In the coming months, Congress will be negotiating FY26 appropriations bills, determining what portion of our tax dollars go to programs for national defense and, what is often mistakenly seen as its antithesis, immigration and humanitarian aid.
Maine’s Sen. Susan Collins, as chair of the Appropriations Committee, has made it clear that she will have to make trade-offs. But vital protections and support for refugees cannot be sacrificed.
Places like Portland would not exist in the same way without the essential work done by immigrant community members, many of whom stay on work permits in this country as part of broader humanitarian protections that allow them refuge while their origin countries face turmoil.

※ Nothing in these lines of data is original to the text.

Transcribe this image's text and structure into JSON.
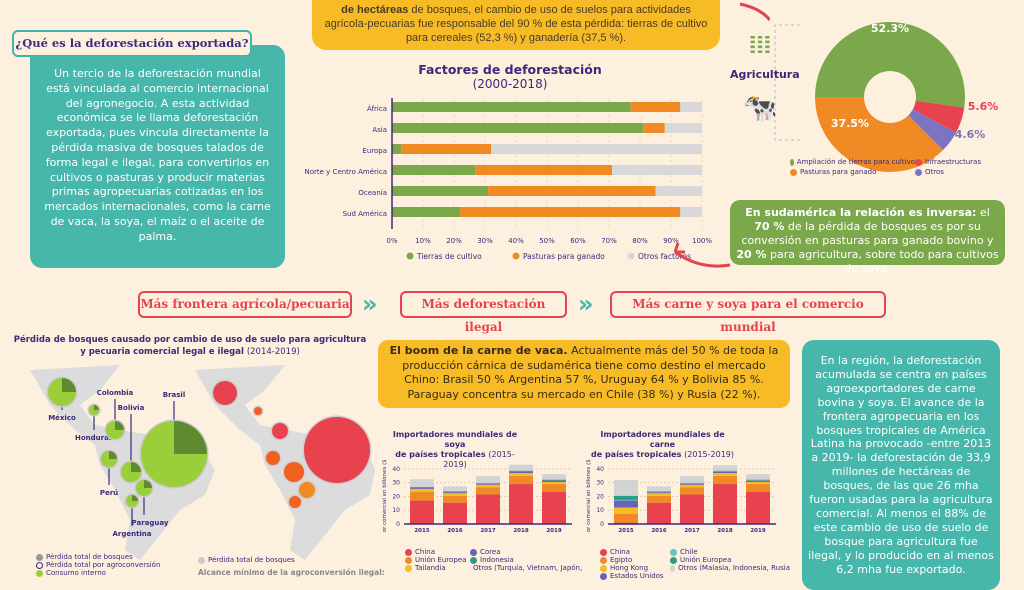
{
  "top_box": {
    "line1_bold": "de hectáreas",
    "line1": " de bosques, el cambio de uso de suelos para actividades agrícola-pecuarias fue responsable del 90 % de esta pérdida: tierras de cultivo para cereales (52,3 %) y ganadería (37,5 %)."
  },
  "what_is": {
    "label": "¿Qué es la deforestación exportada?",
    "text": "Un tercio de la deforestación mundial está vinculada al comercio internacional del agronegocio. A esta actividad económica se le llama deforestación exportada, pues vincula directamente la pérdida masiva de bosques talados de forma legal e ilegal, para convertirlos en cultivos o pasturas y producir materias primas agropecuarias cotizadas en los mercados internacionales, como la carne de vaca, la soya, el maíz o el aceite de palma."
  },
  "south_america_box": {
    "bold": "En sudamérica la relación es inversa:",
    "t1": " el ",
    "b2": "70 %",
    "t2": " de la pérdida de bosques es por su conversión en pasturas para ganado bovino y ",
    "b3": "20 %",
    "t3": " para agricultura, sobre todo para cultivos de soya."
  },
  "flow": {
    "step1": "Más frontera agrícola/pecuaria",
    "step2": "Más deforestación ilegal",
    "step3": "Más carne y soya para el comercio mundial",
    "chevron": "»"
  },
  "beef_box": {
    "bold": "El boom de la carne de vaca.",
    "text": " Actualmente más del 50 % de toda la producción cárnica de sudamérica tiene como destino el mercado Chino: Brasil 50 % Argentina 57 %, Uruguay 64 % y Bolivia 85 %. Paraguay concentra su mercado en Chile (38 %) y Rusia (22 %)."
  },
  "region_box": {
    "text": "En la región, la deforestación acumulada se centra en países agroexportadores de carne bovina y soya. El avance de la frontera agropecuaria en los bosques tropicales de América Latina ha provocado -entre 2013 a 2019- la deforestación de 33,9 millones de hectáreas de bosques, de las que 26 mha fueron usadas para la agricultura comercial. Al menos el 88% de este cambio de uso de suelo de bosque para agricultura fue ilegal, y lo producido en al menos 6,2 mha fue exportado."
  },
  "map": {
    "title_bold": "Pérdida de bosques causado por cambio de uso de suelo para agricultura y pecuaria comercial legal e ilegal",
    "title_years": "(2014-2019)",
    "countries": [
      "México",
      "Honduras",
      "Colombia",
      "Bolivia",
      "Brasil",
      "Perú",
      "Paraguay",
      "Argentina"
    ],
    "legend_left": [
      "Pérdida total de bosques",
      "Pérdida total por agroconversión",
      "Consumo interno"
    ],
    "legend_right": [
      "Pérdida total de bosques",
      "Alcance mínimo de la agroconversión ilegal:"
    ]
  },
  "agri_label": "Agricultura",
  "chart_data": [
    {
      "type": "bar",
      "orientation": "horizontal",
      "stacked": true,
      "title": "Factores de deforestación",
      "subtitle": "(2000-2018)",
      "categories": [
        "África",
        "Asia",
        "Europa",
        "Norte y Centro América",
        "Oceanía",
        "Sud América"
      ],
      "series": [
        {
          "name": "Tierras de cultivo",
          "color": "#7aa84a",
          "values": [
            77,
            81,
            3,
            27,
            31,
            22
          ]
        },
        {
          "name": "Pasturas para ganado",
          "color": "#f08a24",
          "values": [
            16,
            7,
            29,
            44,
            54,
            71
          ]
        },
        {
          "name": "Otros factores",
          "color": "#d8d8d8",
          "values": [
            7,
            12,
            68,
            29,
            15,
            7
          ]
        }
      ],
      "xticks": [
        "0%",
        "10%",
        "20%",
        "30%",
        "40%",
        "50%",
        "60%",
        "70%",
        "80%",
        "90%",
        "100%"
      ],
      "xlim": [
        0,
        100
      ],
      "grid": true,
      "legend": "bottom"
    },
    {
      "type": "pie",
      "donut": true,
      "labels": [
        "Ampliación de tierras para cultivo",
        "Pasturas para ganado",
        "Infraestructuras",
        "Otros"
      ],
      "values": [
        52.3,
        37.5,
        5.6,
        4.6
      ],
      "value_labels": [
        "52.3%",
        "37.5%",
        "5.6%",
        "4.6%"
      ],
      "colors": [
        "#7aa84a",
        "#f08a24",
        "#e8424f",
        "#7a74c2"
      ],
      "legend": "bottom"
    },
    {
      "type": "bar",
      "stacked": true,
      "title": "Importadores mundiales de soya",
      "title2": "de países tropicales",
      "years": "(2015-2019)",
      "ylabel": "Valor comercial en billones ($US)",
      "categories": [
        "2015",
        "2016",
        "2017",
        "2018",
        "2019"
      ],
      "yticks": [
        "0",
        "10",
        "20",
        "30",
        "40"
      ],
      "ylim": [
        0,
        45
      ],
      "series": [
        {
          "name": "China",
          "color": "#e8424f",
          "values": [
            17,
            15.5,
            21.5,
            29,
            23.5
          ]
        },
        {
          "name": "Unión Europea",
          "color": "#f08a24",
          "values": [
            6.5,
            5,
            5,
            6,
            5.5
          ]
        },
        {
          "name": "Tailandia",
          "color": "#f6bb25",
          "values": [
            2,
            1.8,
            2,
            2,
            1.5
          ]
        },
        {
          "name": "Corea",
          "color": "#6a62b8",
          "values": [
            0.8,
            0.8,
            0.7,
            1,
            1
          ]
        },
        {
          "name": "Indonesia",
          "color": "#2e9c8c",
          "values": [
            0.7,
            0.7,
            0.5,
            0.7,
            0.7
          ]
        },
        {
          "name": "Otros (Turquía, Vietnam, Japón,",
          "color": "#d3d3d3",
          "values": [
            5.5,
            3.5,
            5,
            4.3,
            4
          ]
        }
      ]
    },
    {
      "type": "bar",
      "stacked": true,
      "title": "Importadores mundiales de carne",
      "title2": "de países tropicales",
      "years": "(2015-2019)",
      "ylabel": "Valor comercial en billones ($US)",
      "categories": [
        "2015",
        "2016",
        "2017",
        "2018",
        "2019"
      ],
      "yticks": [
        "0",
        "10",
        "20",
        "30",
        "40"
      ],
      "ylim": [
        0,
        45
      ],
      "series": [
        {
          "name": "China",
          "color": "#e8424f",
          "values": [
            1,
            15.5,
            21.5,
            29,
            23.5
          ]
        },
        {
          "name": "Egipto",
          "color": "#f08a24",
          "values": [
            6.5,
            5,
            5,
            6,
            5.5
          ]
        },
        {
          "name": "Hong Kong",
          "color": "#f6bb25",
          "values": [
            4.5,
            1.8,
            2,
            2,
            1.5
          ]
        },
        {
          "name": "Estados Unidos",
          "color": "#6a62b8",
          "values": [
            5,
            0.8,
            0.7,
            1,
            1
          ]
        },
        {
          "name": "Chile",
          "color": "#5bc8bb",
          "values": [
            0.5,
            0.2,
            0.2,
            0.2,
            0.2
          ]
        },
        {
          "name": "Unión Europea",
          "color": "#2e9c8c",
          "values": [
            3,
            0.5,
            0.5,
            0.5,
            0.5
          ]
        },
        {
          "name": "Otros (Malasia, Indonesia, Rusia",
          "color": "#d3d3d3",
          "values": [
            11.5,
            3.5,
            5,
            4,
            4
          ]
        }
      ]
    }
  ]
}
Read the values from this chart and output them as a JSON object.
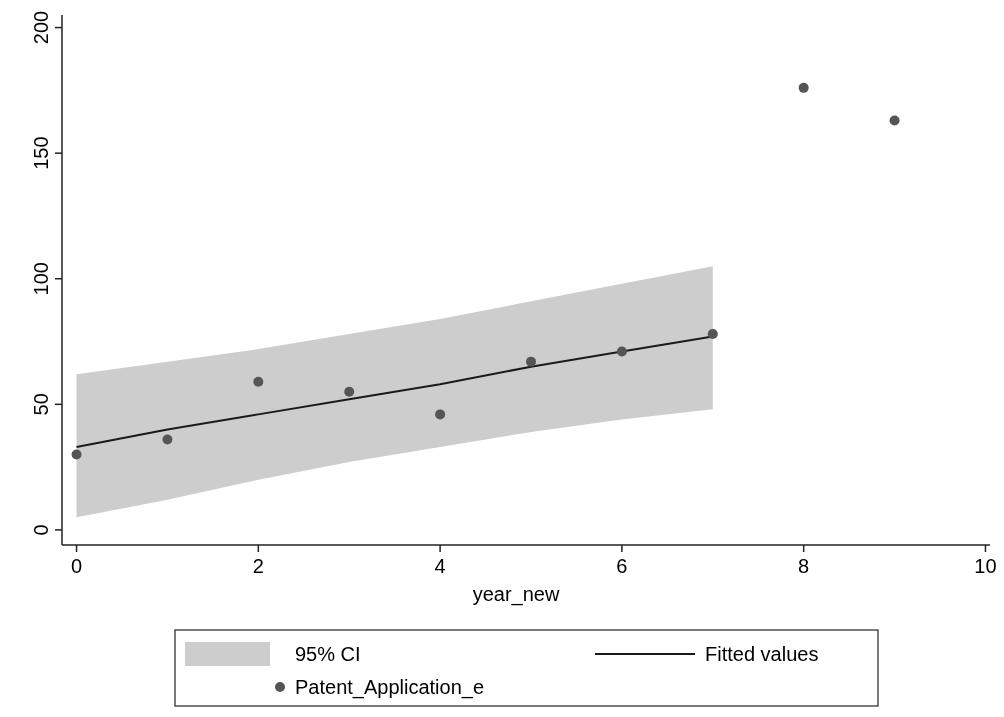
{
  "chart_data": {
    "type": "scatter",
    "xlabel": "year_new",
    "xlim": [
      -0.16,
      10.05
    ],
    "ylim": [
      -6,
      205
    ],
    "xticks": [
      0,
      2,
      4,
      6,
      8,
      10
    ],
    "yticks": [
      0,
      50,
      100,
      150,
      200
    ],
    "grid": false,
    "legend": "bottom",
    "annotations": [
      "95% CI"
    ],
    "series": [
      {
        "name": "Fitted values",
        "type": "line",
        "color": "#1a1a1a",
        "x": [
          0,
          1,
          2,
          3,
          4,
          5,
          6,
          7
        ],
        "values": [
          33,
          40,
          46,
          52,
          58,
          65,
          71,
          77
        ],
        "lower": [
          5,
          12,
          20,
          27,
          33,
          39,
          44,
          48
        ],
        "upper": [
          62,
          67,
          72,
          78,
          84,
          91,
          98,
          105
        ]
      },
      {
        "name": "Patent_Application_e",
        "color": "#555555",
        "marker": "circle",
        "x": [
          0,
          1,
          2,
          3,
          4,
          5,
          6,
          7,
          8,
          9
        ],
        "values": [
          30,
          36,
          59,
          55,
          46,
          67,
          71,
          78,
          176,
          163
        ]
      }
    ]
  }
}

Congress recently approved additional spending of $170 billion for immigration enforcement. The trade-off is not one of “programs for U.S. citizens” or “programs to support refugees.” It is a question of continuing to spend billions of dollars funding deportations and detentions or using the same money to instead invest in these communities who will continue to come to this country for hope and opportunity no matter how many barriers our government tries to put up. Imagine what we could create.
I appreciate Sen. Collins’ recent statements on the importance of protecting our immigrant communities, and I hope to see these statements of allyship translated into policy. I urge her team, as well as the rest of Maine’s federal representatives, to refuse any deal that sacrifices essential support for refugee programs and protections in the upcoming FY26 bills.